Furthermore, although in the above-described embodiments, there were also described the examples in which the power switch is a puffer-type gas circuit breaker, the present invention is also applicable to a general power switchgear including a switching section, similarly. For example, even if the tag is attached to an operating rod such as a tap changer of a transformer, similar actions and effects can be attained.

It is further to be noted that the present invention is not limited to the modes described in the above-mentioned embodiments, and many changes and modifications may be made without departing from the subjects or scopes of the present invention and claims mentioned hereinafter.

Claims

1. A power switchgear comprising:

a main body of a power switchgear including a switching section carrying out switching action;

an operating mechanism including a switching operation section mechanically connected to the switching section so as to carry out a switching operation of the switching section by an action of the operating mechanism; and

an action monitoring section monitoring an action of the switching operation section and wirelessly communicating with an external equipment,

wherein the action monitoring section includes an IC tag with a sensor attached to a portion of the switching operation section and a case surrounding at least a portion of the switching operation section including the IC tag with a sensor.

2. The power switchgear according to claim 1, wherein the IC tag with a sensor includes a storage medium recording a measurement result acquired by the sensor of the IC tag with a sensor.

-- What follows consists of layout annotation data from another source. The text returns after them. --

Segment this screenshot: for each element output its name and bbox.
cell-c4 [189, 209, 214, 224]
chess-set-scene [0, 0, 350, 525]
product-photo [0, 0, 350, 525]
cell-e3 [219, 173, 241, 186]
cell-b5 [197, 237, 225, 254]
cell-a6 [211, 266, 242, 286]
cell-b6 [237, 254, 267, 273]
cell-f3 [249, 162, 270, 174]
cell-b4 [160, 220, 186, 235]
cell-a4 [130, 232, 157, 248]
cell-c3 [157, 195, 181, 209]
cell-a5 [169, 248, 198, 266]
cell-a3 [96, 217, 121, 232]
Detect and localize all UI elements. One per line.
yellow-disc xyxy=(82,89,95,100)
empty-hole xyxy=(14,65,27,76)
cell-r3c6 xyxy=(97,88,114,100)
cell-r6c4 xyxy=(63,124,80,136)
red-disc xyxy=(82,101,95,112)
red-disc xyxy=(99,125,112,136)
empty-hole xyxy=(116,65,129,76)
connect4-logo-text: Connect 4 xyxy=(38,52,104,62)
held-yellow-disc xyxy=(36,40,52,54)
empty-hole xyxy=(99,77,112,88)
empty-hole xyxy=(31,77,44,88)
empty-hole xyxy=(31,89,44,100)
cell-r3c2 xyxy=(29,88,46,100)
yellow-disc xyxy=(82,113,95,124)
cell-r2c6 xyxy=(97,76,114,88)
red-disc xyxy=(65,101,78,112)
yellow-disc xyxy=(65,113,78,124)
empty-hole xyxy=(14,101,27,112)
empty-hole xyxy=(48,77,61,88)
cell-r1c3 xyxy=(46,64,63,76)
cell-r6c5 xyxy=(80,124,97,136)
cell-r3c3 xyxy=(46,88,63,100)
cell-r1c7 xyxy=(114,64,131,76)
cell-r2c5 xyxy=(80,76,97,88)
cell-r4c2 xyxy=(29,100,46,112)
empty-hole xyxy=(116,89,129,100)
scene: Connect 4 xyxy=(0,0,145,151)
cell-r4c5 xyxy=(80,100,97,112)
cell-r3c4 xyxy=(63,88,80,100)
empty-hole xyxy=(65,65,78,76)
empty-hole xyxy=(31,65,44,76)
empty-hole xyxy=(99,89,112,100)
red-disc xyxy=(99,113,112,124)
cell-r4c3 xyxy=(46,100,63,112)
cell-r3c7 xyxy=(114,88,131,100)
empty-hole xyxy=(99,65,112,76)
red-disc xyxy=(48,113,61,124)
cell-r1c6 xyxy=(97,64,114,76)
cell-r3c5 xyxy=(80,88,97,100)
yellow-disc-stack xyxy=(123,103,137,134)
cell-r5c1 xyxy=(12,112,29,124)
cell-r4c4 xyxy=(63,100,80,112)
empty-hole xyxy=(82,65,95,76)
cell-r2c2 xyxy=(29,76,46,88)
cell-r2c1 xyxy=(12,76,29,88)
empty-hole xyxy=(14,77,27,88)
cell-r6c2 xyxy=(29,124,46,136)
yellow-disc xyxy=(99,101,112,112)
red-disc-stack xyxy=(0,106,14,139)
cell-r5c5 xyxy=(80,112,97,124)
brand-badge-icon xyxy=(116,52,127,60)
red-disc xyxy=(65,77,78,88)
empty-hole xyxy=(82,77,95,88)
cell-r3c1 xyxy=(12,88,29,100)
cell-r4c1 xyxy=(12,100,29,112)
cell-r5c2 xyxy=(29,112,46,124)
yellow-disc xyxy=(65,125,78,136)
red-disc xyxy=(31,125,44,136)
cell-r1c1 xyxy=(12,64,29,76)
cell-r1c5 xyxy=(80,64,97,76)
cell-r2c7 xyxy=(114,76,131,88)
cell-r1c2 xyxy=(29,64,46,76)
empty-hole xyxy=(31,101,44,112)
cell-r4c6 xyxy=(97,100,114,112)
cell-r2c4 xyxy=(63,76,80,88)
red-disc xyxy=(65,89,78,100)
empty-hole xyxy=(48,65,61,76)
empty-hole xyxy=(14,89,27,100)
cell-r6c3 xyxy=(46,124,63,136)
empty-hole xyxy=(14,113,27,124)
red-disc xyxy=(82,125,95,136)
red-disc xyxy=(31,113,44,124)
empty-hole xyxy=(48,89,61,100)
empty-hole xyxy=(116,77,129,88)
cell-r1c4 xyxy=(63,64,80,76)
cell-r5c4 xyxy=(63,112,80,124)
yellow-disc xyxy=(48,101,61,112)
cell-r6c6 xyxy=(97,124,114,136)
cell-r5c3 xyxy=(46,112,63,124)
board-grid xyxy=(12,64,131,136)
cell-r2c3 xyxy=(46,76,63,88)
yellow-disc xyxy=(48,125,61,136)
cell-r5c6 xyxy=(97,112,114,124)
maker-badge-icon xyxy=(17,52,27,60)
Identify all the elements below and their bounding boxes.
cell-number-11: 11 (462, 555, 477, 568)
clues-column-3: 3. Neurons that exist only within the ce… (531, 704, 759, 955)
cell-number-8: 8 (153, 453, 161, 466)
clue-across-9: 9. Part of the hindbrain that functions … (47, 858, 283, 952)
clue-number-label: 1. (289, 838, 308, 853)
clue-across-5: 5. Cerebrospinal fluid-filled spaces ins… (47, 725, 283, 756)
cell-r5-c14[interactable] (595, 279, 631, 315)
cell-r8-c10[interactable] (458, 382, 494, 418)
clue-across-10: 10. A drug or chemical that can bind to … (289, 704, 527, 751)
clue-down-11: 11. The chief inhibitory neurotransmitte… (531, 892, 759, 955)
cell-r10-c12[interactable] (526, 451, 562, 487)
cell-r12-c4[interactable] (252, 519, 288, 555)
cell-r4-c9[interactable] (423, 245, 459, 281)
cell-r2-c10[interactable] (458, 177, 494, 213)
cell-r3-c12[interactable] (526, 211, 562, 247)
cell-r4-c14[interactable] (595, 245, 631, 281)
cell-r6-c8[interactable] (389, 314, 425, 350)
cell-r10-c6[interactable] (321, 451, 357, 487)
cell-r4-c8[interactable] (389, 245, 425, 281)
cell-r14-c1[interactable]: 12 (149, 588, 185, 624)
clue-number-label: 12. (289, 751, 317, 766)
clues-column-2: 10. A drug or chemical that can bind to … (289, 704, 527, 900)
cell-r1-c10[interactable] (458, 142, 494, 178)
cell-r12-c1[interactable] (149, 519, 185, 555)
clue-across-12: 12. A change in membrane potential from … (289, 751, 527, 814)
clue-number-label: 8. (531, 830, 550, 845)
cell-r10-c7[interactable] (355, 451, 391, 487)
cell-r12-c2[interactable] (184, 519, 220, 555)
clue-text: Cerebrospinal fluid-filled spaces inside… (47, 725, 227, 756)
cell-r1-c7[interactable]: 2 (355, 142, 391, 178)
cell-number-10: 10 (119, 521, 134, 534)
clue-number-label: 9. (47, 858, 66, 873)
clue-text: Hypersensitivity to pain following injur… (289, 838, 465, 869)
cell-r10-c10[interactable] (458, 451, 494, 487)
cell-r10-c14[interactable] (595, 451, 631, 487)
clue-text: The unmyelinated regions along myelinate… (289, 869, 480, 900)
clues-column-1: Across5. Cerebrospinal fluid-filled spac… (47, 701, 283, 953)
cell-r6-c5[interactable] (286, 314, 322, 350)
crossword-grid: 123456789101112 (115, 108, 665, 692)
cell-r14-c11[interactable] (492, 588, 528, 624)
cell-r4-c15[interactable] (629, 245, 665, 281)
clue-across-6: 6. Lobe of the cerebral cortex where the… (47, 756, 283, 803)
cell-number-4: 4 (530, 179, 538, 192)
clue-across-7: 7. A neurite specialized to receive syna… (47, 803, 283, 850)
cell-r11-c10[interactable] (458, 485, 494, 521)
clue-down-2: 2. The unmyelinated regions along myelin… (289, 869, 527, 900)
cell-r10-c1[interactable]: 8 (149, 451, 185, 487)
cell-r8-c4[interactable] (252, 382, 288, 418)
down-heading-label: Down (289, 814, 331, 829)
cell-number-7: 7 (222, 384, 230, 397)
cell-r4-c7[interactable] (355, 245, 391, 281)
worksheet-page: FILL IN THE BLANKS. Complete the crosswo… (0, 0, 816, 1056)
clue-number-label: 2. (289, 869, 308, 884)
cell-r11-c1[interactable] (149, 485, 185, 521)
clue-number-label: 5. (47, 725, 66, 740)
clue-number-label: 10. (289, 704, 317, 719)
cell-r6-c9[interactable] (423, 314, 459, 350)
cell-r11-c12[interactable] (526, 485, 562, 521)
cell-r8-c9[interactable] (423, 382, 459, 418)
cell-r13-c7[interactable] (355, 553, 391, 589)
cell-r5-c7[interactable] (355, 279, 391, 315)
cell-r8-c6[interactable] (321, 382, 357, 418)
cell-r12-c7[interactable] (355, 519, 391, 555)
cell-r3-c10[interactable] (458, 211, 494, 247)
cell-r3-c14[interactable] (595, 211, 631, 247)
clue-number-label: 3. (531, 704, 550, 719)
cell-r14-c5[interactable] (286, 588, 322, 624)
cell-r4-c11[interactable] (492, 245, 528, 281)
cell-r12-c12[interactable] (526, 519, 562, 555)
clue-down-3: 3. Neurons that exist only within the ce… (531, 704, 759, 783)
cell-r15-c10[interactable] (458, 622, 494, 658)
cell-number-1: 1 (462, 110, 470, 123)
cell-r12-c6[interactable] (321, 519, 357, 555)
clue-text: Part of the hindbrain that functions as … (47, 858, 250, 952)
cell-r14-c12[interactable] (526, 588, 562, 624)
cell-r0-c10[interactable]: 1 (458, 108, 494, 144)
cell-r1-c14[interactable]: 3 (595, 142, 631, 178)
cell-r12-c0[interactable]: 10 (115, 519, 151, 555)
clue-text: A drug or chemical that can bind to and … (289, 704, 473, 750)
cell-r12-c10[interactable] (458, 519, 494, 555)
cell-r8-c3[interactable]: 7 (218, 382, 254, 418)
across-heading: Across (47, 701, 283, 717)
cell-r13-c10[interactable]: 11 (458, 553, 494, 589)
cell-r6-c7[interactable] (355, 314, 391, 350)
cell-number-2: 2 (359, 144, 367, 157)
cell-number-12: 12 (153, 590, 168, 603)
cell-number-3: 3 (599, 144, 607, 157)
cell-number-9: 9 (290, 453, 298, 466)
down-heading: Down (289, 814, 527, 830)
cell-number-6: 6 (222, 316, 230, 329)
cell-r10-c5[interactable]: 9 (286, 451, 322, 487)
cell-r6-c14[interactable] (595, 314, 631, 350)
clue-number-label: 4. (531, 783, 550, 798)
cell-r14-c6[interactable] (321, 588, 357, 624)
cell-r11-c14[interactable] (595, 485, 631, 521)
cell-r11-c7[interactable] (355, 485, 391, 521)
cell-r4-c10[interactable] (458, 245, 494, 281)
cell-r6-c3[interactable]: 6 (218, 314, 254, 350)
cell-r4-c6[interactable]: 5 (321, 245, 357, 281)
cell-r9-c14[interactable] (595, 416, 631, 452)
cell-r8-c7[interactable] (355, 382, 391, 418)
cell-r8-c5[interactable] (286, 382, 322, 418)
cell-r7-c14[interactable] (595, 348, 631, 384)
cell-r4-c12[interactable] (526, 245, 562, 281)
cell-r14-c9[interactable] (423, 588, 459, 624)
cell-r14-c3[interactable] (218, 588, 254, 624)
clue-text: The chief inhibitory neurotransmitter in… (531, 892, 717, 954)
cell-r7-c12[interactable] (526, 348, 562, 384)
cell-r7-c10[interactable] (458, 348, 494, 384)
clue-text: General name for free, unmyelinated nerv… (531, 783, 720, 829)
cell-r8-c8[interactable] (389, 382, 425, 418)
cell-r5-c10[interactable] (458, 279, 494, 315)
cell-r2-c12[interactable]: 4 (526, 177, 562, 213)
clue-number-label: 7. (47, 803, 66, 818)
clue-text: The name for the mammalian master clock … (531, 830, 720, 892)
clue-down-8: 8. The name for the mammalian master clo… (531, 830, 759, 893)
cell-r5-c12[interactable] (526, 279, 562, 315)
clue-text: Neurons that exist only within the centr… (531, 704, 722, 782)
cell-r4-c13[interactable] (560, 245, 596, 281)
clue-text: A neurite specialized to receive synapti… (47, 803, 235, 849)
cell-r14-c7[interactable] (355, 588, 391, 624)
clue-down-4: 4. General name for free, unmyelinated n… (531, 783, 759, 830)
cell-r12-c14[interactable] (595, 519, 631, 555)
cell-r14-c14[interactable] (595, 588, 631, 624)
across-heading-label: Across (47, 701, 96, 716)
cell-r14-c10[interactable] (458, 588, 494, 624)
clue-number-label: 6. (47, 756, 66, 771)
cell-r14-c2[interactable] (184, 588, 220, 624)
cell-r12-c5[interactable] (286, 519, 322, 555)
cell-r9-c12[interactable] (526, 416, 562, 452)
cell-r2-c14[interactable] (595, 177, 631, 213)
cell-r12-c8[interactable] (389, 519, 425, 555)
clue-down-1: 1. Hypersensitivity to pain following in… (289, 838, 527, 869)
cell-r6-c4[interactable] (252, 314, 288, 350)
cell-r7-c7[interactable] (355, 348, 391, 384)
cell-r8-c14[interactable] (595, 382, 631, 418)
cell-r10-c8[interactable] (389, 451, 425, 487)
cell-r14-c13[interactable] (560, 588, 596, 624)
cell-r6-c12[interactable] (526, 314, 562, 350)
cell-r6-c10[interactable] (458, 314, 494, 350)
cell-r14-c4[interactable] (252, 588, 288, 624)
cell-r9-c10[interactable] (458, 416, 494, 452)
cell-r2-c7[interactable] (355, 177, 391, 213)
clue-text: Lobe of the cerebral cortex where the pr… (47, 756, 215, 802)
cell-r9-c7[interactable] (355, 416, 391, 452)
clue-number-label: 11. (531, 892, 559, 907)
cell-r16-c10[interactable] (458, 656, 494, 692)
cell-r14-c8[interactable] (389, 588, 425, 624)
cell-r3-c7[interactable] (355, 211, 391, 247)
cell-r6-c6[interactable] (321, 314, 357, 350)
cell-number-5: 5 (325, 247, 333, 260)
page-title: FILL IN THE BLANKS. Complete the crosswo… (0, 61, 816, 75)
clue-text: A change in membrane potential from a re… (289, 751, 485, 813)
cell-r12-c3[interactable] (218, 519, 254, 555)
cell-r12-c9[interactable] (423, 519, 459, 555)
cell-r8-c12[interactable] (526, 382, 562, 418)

3. The power switchgear according to claim 1, wherein the sensor of the IC tag is a strain sensor having a strain detecting function.

4. The power switchgear according to claim 3, wherein the strain sensor detects a strain amount of the switching operation section, based on a measurement result of a resistance value of an antenna of the IC tag with a sensor.

5. The power switchgear according to claim 1, wherein the IC tag with a sensor includes a power supply unit supplying a power to actuate the IC tag with a sensor, and the power supply unit has a charging function to be wirelessly charged from outside.

6. The power switchgear according to claim 5, wherein the power supply unit is composed of a battery.

7. The power switchgear according to claim 5, wherein the power supply unit is composed of a capacitor.

8. The power switchgear according to claim 1, wherein the IC tag with a sensor has an own antenna used as a magnetic field sensor.

9. The power switchgear according to claim 1, wherein the case of the action monitoring section is mounted with a magnet, which is arranged so as to pass through neighboring of the IC tag with a sensor during movement by an operation of the switching operation section.

10. The power switchgear according to claim 9, wherein the magnet is provided with N- and S-poles having fine pitch polarities arranged alternately.